Projet de décor pour la maison antique de Catherine II de Russie
Encadrée par des frises de rinceaux et des médaillons représentant des scènes antiques, des ruines animée sont représentées au centre de cette feuille d’étude. La plinthe du mur qui devait recevoir le décor est représentée, complétée par quelques moulures, donnant une idée de l’échelle monumentale prévue pour ce projet.
Élève de Blondel et de Boffrand à l'Académie Royale d'architecture, Charles-Louis Clérisseau remporte le grand prix de 1746 et séjourne à Rome, comme pensionnaire du roi, de 1749 à 1754. Il y peint des compositions architecturales influencées par le maître du genre : Giovanni Paolo Panini (1691-1765). Il devient l'ami de Piranèse, dont il partage le goût des ruines et la passion de la Rome antique. Alors que le règlement de l’Académie de France à Rome l’autorise à rester deux ou trois ans, le temps de parfaire son éducation artistique, il prolonge sa pension avant de brusquement quitter l’Académie en 1754. Il reste à Rome, effectue des voyages à Venise, à Paestum, pour ne rentrer en France qu’en 1768.
De retour à Paris, il est agréé et reçu dans la même séance à l'Académie royale, le 2 septembre 1769, présentant deux gouaches : des Bains et des Ruines d'architecture. Sa carrière prend un tournant décisif lorsqu'il est choisi par l'administration des Bâtiments du Roi pour exécuter une commande à destination de Catherine II de Russie. Clérisseau est alors recommandé par Falconet, proche de l'impératrice.
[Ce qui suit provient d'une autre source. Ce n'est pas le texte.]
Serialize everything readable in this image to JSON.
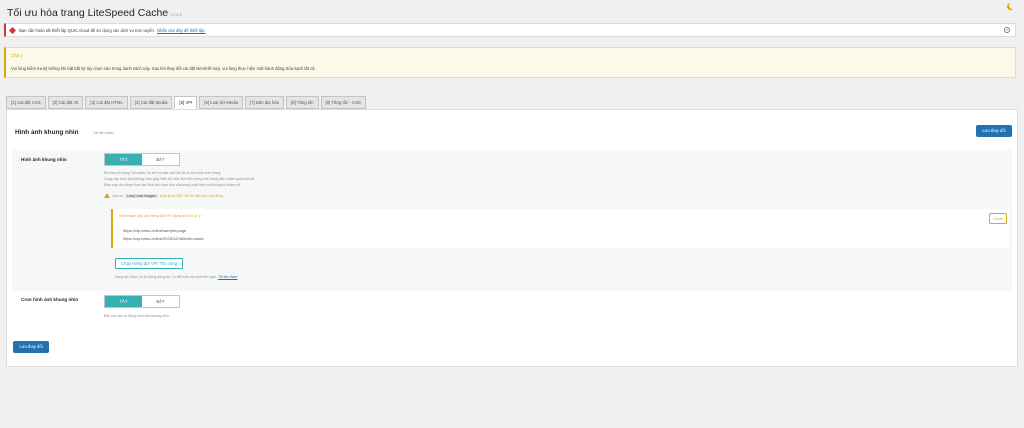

Le 2 septembre 1773, Catherine II, inspirée par l’ouvrage de Michel François Dandré Bardon, Collection sur costume des anciens (Paris, 1772)[1], adresse ainsi une lettre à Falconet : « je voudrais avoir le dessin d’une maison antique, distribuée intérieurement à l’antique. […] je veux tout cela ; je vous prie de m’aider à satisfaire cette fantaisie, que je paierai sans doute.[2]». Dans cette lettre, elle demande à Falconet d’écrire à Charmes Cochin, secrétaire de l’Académie Royale de Peinture et de Sculpture, afin qu’il lui fournisse le nom d’un architecte qui pourrait créer une maison dans le style antique dans les jardins de Tsarskoe-Selo. Cochin propose Clérisseau en novembre.
Le 6 décembre, l’impératrice écrit : « j’ai retrouvé la lettre de Cochin que vous m’avez envoyée. Je suis avec lui et vous de l’avis qu’il ne pouvait pas s’adresser mieux pour la maison antique qu’il ne l’a fait ; ce M. Clérisseau paraît avoir toutes les qualités requises pour exécuter à ravir le projet de la maison antique dont j’ai la fantaisie [3]».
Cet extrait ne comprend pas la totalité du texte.